Critics, including the health insurance industry trade associations, have come out against the idea because it would bifurcate the market into two separate pools—the healthier “Cruz pool” and the standard individual market subject to all of the current Obamacare consumer protections.
And, while the most recent version of the Cruz amendment would require insurers to pool both their standard and “Cruz pool” business, there are any number of ways for carriers to game that requirement. For example, health plans would be required to offer both a Gold and Silver standard plan. But there is no requirement they make those premiums competitive thereby limiting their impact on the “Cruz pool” business.
Here is a snapshot from a July article from the American Academy of Actuaries that illustrates how even with a single risk pool the market can be gamed:
Even consumers who benefited from the premium subsidies in the standard market––at least those who were eligible for the lessor subsidies––could well ultimately find the “Cruz pool” policies cheaper as the resulting anti-selection drove the standard pool costs even higher.

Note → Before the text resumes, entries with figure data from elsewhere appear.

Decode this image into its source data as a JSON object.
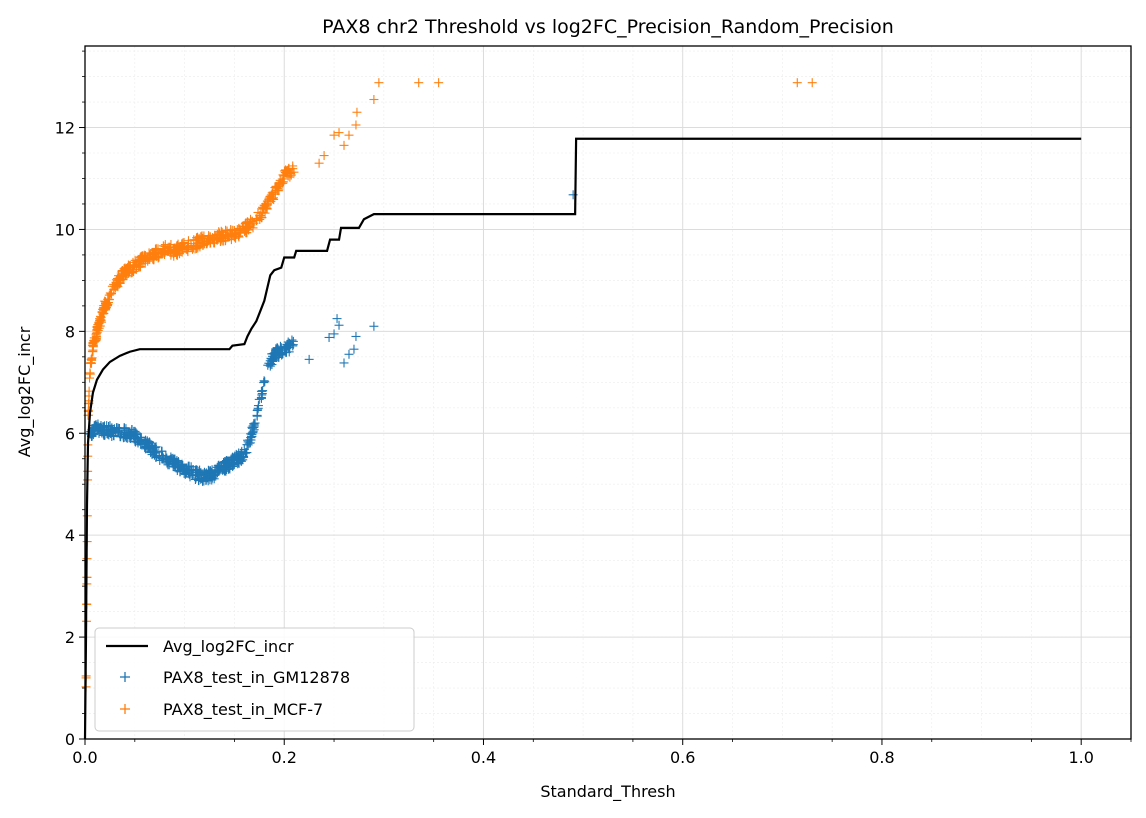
{
  "chart_data": {
    "type": "line",
    "title": "PAX8 chr2 Threshold vs log2FC_Precision_Random_Precision",
    "xlabel": "Standard_Thresh",
    "ylabel": "Avg_log2FC_incr",
    "xlim": [
      0.0,
      1.05
    ],
    "ylim": [
      0,
      13.6
    ],
    "xticks": [
      0.0,
      0.2,
      0.4,
      0.6,
      0.8,
      1.0
    ],
    "xtick_labels": [
      "0.0",
      "0.2",
      "0.4",
      "0.6",
      "0.8",
      "1.0"
    ],
    "yticks": [
      0,
      2,
      4,
      6,
      8,
      10,
      12
    ],
    "ytick_labels": [
      "0",
      "2",
      "4",
      "6",
      "8",
      "10",
      "12"
    ],
    "grid": true,
    "minor_grid": true,
    "legend_position": "lower-left",
    "series": [
      {
        "name": "Avg_log2FC_incr",
        "kind": "line",
        "color": "#000000",
        "points": [
          [
            0.0,
            0.0
          ],
          [
            0.001,
            2.0
          ],
          [
            0.002,
            4.6
          ],
          [
            0.003,
            5.8
          ],
          [
            0.005,
            6.4
          ],
          [
            0.008,
            6.8
          ],
          [
            0.012,
            7.05
          ],
          [
            0.018,
            7.25
          ],
          [
            0.025,
            7.4
          ],
          [
            0.035,
            7.52
          ],
          [
            0.045,
            7.6
          ],
          [
            0.055,
            7.65
          ],
          [
            0.145,
            7.65
          ],
          [
            0.148,
            7.72
          ],
          [
            0.16,
            7.75
          ],
          [
            0.163,
            7.9
          ],
          [
            0.167,
            8.05
          ],
          [
            0.172,
            8.2
          ],
          [
            0.177,
            8.45
          ],
          [
            0.18,
            8.6
          ],
          [
            0.183,
            8.85
          ],
          [
            0.186,
            9.1
          ],
          [
            0.19,
            9.2
          ],
          [
            0.197,
            9.25
          ],
          [
            0.2,
            9.45
          ],
          [
            0.21,
            9.45
          ],
          [
            0.212,
            9.58
          ],
          [
            0.243,
            9.58
          ],
          [
            0.246,
            9.8
          ],
          [
            0.255,
            9.8
          ],
          [
            0.257,
            10.03
          ],
          [
            0.275,
            10.03
          ],
          [
            0.28,
            10.2
          ],
          [
            0.29,
            10.3
          ],
          [
            0.492,
            10.3
          ],
          [
            0.493,
            11.78
          ],
          [
            1.0,
            11.78
          ]
        ]
      },
      {
        "name": "PAX8_test_in_GM12878",
        "kind": "scatter",
        "marker": "+",
        "color": "#1f77b4",
        "dense_band": [
          [
            0.004,
            6.0
          ],
          [
            0.01,
            6.08
          ],
          [
            0.02,
            6.06
          ],
          [
            0.03,
            6.03
          ],
          [
            0.04,
            6.02
          ],
          [
            0.05,
            5.95
          ],
          [
            0.06,
            5.8
          ],
          [
            0.07,
            5.65
          ],
          [
            0.08,
            5.5
          ],
          [
            0.09,
            5.4
          ],
          [
            0.1,
            5.3
          ],
          [
            0.11,
            5.2
          ],
          [
            0.12,
            5.15
          ],
          [
            0.13,
            5.2
          ],
          [
            0.14,
            5.35
          ],
          [
            0.15,
            5.45
          ],
          [
            0.16,
            5.6
          ],
          [
            0.165,
            5.85
          ],
          [
            0.17,
            6.15
          ],
          [
            0.175,
            6.6
          ],
          [
            0.18,
            7.05
          ],
          [
            0.185,
            7.35
          ],
          [
            0.19,
            7.55
          ],
          [
            0.2,
            7.65
          ],
          [
            0.21,
            7.75
          ]
        ],
        "points": [
          [
            0.225,
            7.45
          ],
          [
            0.245,
            7.88
          ],
          [
            0.25,
            7.95
          ],
          [
            0.253,
            8.25
          ],
          [
            0.255,
            8.12
          ],
          [
            0.26,
            7.38
          ],
          [
            0.265,
            7.55
          ],
          [
            0.27,
            7.65
          ],
          [
            0.272,
            7.9
          ],
          [
            0.29,
            8.1
          ],
          [
            0.49,
            10.68
          ]
        ]
      },
      {
        "name": "PAX8_test_in_MCF-7",
        "kind": "scatter",
        "marker": "+",
        "color": "#ff7f0e",
        "dense_band": [
          [
            0.001,
            1.0
          ],
          [
            0.002,
            3.5
          ],
          [
            0.003,
            6.2
          ],
          [
            0.005,
            7.2
          ],
          [
            0.008,
            7.7
          ],
          [
            0.012,
            8.0
          ],
          [
            0.02,
            8.5
          ],
          [
            0.03,
            8.9
          ],
          [
            0.04,
            9.15
          ],
          [
            0.05,
            9.3
          ],
          [
            0.06,
            9.42
          ],
          [
            0.07,
            9.5
          ],
          [
            0.08,
            9.62
          ],
          [
            0.09,
            9.58
          ],
          [
            0.1,
            9.65
          ],
          [
            0.11,
            9.72
          ],
          [
            0.12,
            9.8
          ],
          [
            0.14,
            9.88
          ],
          [
            0.15,
            9.92
          ],
          [
            0.16,
            10.0
          ],
          [
            0.17,
            10.15
          ],
          [
            0.18,
            10.4
          ],
          [
            0.19,
            10.7
          ],
          [
            0.2,
            11.05
          ],
          [
            0.21,
            11.2
          ]
        ],
        "points": [
          [
            0.235,
            11.3
          ],
          [
            0.24,
            11.45
          ],
          [
            0.25,
            11.85
          ],
          [
            0.255,
            11.9
          ],
          [
            0.26,
            11.65
          ],
          [
            0.265,
            11.85
          ],
          [
            0.272,
            12.05
          ],
          [
            0.273,
            12.3
          ],
          [
            0.29,
            12.55
          ],
          [
            0.295,
            12.88
          ],
          [
            0.335,
            12.88
          ],
          [
            0.355,
            12.88
          ],
          [
            0.715,
            12.88
          ],
          [
            0.73,
            12.88
          ]
        ]
      }
    ]
  }
}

Cruz also managed to get an association health plan provision in the earlier Senate bill—and this one—that would enable an association sponsor to shop for a state with the lowest benefit mandates and enable small groups—including “one life groups” where allowed—to put together programs more likely to attract the healthy part of the market.
So, why is Cruz pushing these proposals in the face of warnings that this would just bring cherry picking back to the market?
Because, I will suggest, he thinks separating the healthy from the sick is the way to make the market work better. Cruz, and his allies, really want to allow the now mainstream standard market to become the magnet for sick people.
Essentially, their strategy is to turn the current Obamacare compliant market into a high risk pool. They realize that they cannot overtly go back to the days of pre-existing underwriting and risk segmentation. Therefore, their aim is to turn the current individual market into the high-risk pool scheme they wouldn’t be able to pass on its own.
They really want to bifurcate the market.
The $70 billion in additional large claims subsidies the latest bill includes was inserted simultaneously with the Cruz stripped down plan proposal. The $70 billion is essentially a high-risk pool subsidy meant to satisfy the health plans who would be stuck with the sickest in their standard business.
Years down the line my sense is that Cruz envisions a health insurance market largely composed of his stripped down and cheaper plans dominating the market with a smaller part of the market—the sick—being subsidized by federal dollars going to stabilize the now smaller Obamacare market complying with all of the consumer protections and benefit mandates.
Telling Ted Cruz his plan would bifurcate the market into a sick and a healthy pool would not dissuade him. In fact, that’s the plan. He figured that out before he offered the idea.
I am reminded of something then Speaker Newt Gingrich said about Republican plans to put private Medicare plans in competition with public Medicare. He said that such competition with the market would ultimately almost entirely privatize Medicare because the traditional Medicare plan would “wither on the vine.”
If you can’t kill Obamacare outright, just set it up to wither on the vine.